Les libraires s’associent pendant la manifestation et assurent une mutualisation de la gestion, des charges et des produits. Ils assurent le conseil auprès du public pendant toute la durée du Salon en renforçant leur équipe (12 à 14 personnes).

Les libraires proposent un espace à un éditeur pour un regard particulier sur sa production (généralement un éditeur de taille moyenne). L’espace livre du Salon est une librairie géante présentée par espaces thématiques, on y trouve un panorama complet de la littérature de jeunesse.

Nous allons revenir sur la vie des librairies et des libraires.

Les auteurs

Les auteurs, au même titre que tout autre intervenant culturel, sont rémunérés. Il y a toujours un parrain et un invité d’honneur.

La rémunération est décidée sur la base d’un contrat liant l’auteur et les organisateurs et précisant la nature des activités menées par l’auteur et le montant de la rémunération. Chaque auteur est rémunéré également pour la même activité.

Les modalités de rémunération de l’auteur sont établies dans le strict respect des droits et obligations sociales et fiscales afférentes aux auteurs en France.

II- 2.2.2 Les journées de formation

Des journées de formation sont proposées aux médiateurs du livre : enseignants, bibliothécaires, documentalistes, professionnels de la petite enfance, bénévoles. Lors de ces journées, en lien avec le thème de l’année, interviennent des professionnels d’horizons volontairement diversifiés : spécialistes de littérature de jeunesse, psychologues, historiens, universitaires, etc.

Ces journées ont été créées en 1995.
Au départ il s’agissait d’une journée avec 80 participants. La demande des professionnels a vite dépassé notre ambition.
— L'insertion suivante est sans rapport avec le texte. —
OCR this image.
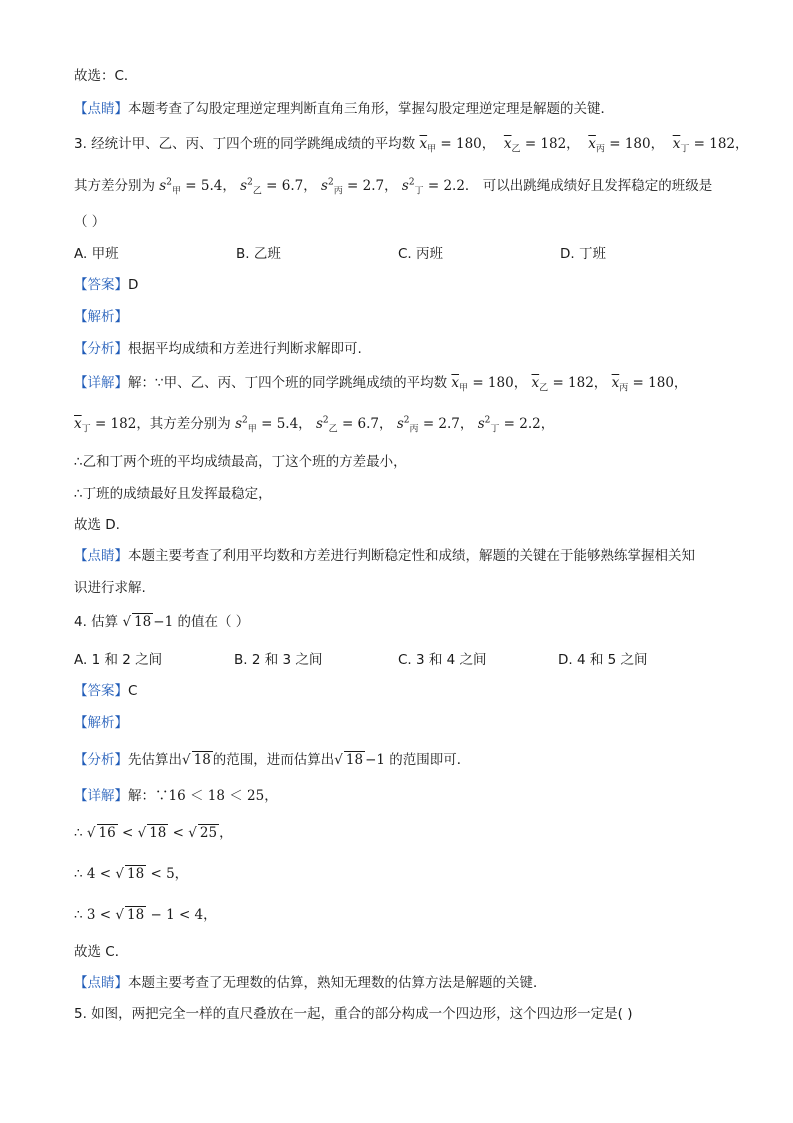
故选：C．
【点睛】本题考查了勾股定理逆定理判断直角三角形，掌握勾股定理逆定理是解题的关键．
3. 经统计甲、乙、丙、丁四个班的同学跳绳成绩的平均数 $\overline{x}_甲 = 180$， $\overline{x}_乙 = 182$， $\overline{x}_丙 = 180$， $\overline{x}_丁 = 182$，
其方差分别为 $s^2_甲 = 5.4$， $s^2_乙 = 6.7$， $s^2_丙 = 2.7$， $s^2_丁 = 2.2$． 可以出跳绳成绩好且发挥稳定的班级是
（ ）
A. 甲班	B. 乙班	C. 丙班	D. 丁班
【答案】D
【解析】
【分析】根据平均成绩和方差进行判断求解即可.
【详解】解：∵甲、乙、丙、丁四个班的同学跳绳成绩的平均数 $\overline{x}_甲 = 180$， $\overline{x}_乙 = 182$， $\overline{x}_丙 = 180$，
$\overline{x}_丁 = 182$，其方差分别为 $s^2_甲 = 5.4$， $s^2_乙 = 6.7$， $s^2_丙 = 2.7$， $s^2_丁 = 2.2$，
∴乙和丁两个班的平均成绩最高，丁这个班的方差最小，
∴丁班的成绩最好且发挥最稳定，
故选 D.
【点睛】本题主要考查了利用平均数和方差进行判断稳定性和成绩，解题的关键在于能够熟练掌握相关知
识进行求解.
4. 估算 √ 18 −1 的值在（ ）
A. 1 和 2 之间	B. 2 和 3 之间	C. 3 和 4 之间	D. 4 和 5 之间
【答案】C
【解析】
【分析】先估算出√ 18 的范围，进而估算出√ 18 −1 的范围即可．
【详解】解：∵16 ＜ 18 ＜ 25，
∴ √ 16 < √ 18 < √ 25 ，
∴ 4 < √ 18 < 5，
∴ 3 < √ 18 − 1 < 4，
故选 C．
【点睛】本题主要考查了无理数的估算，熟知无理数的估算方法是解题的关键．
5. 如图，两把完全一样的直尺叠放在一起，重合的部分构成一个四边形，这个四边形一定是( )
Il nous a donc fallu répondre au besoin important identifié.
La volonté de la Médiathèque départementale de la Drôme a permis l’apport de compétences professionnelles nouvelles indispensables à l’évolution de la manifestation. C’est ainsi que des institutions telles que la Médiathèque départementale de la Drôme, le CDDP, l’ARALD, Médiat Rhône-Alpes, la Médiathèque municipale de Saint-Paul se sont retrouvées impliquées dans l’organisation des journées professionnelles qui sont alors passées de une à deux et maintenant trois journées en direction des passeurs de littérature de jeunesse.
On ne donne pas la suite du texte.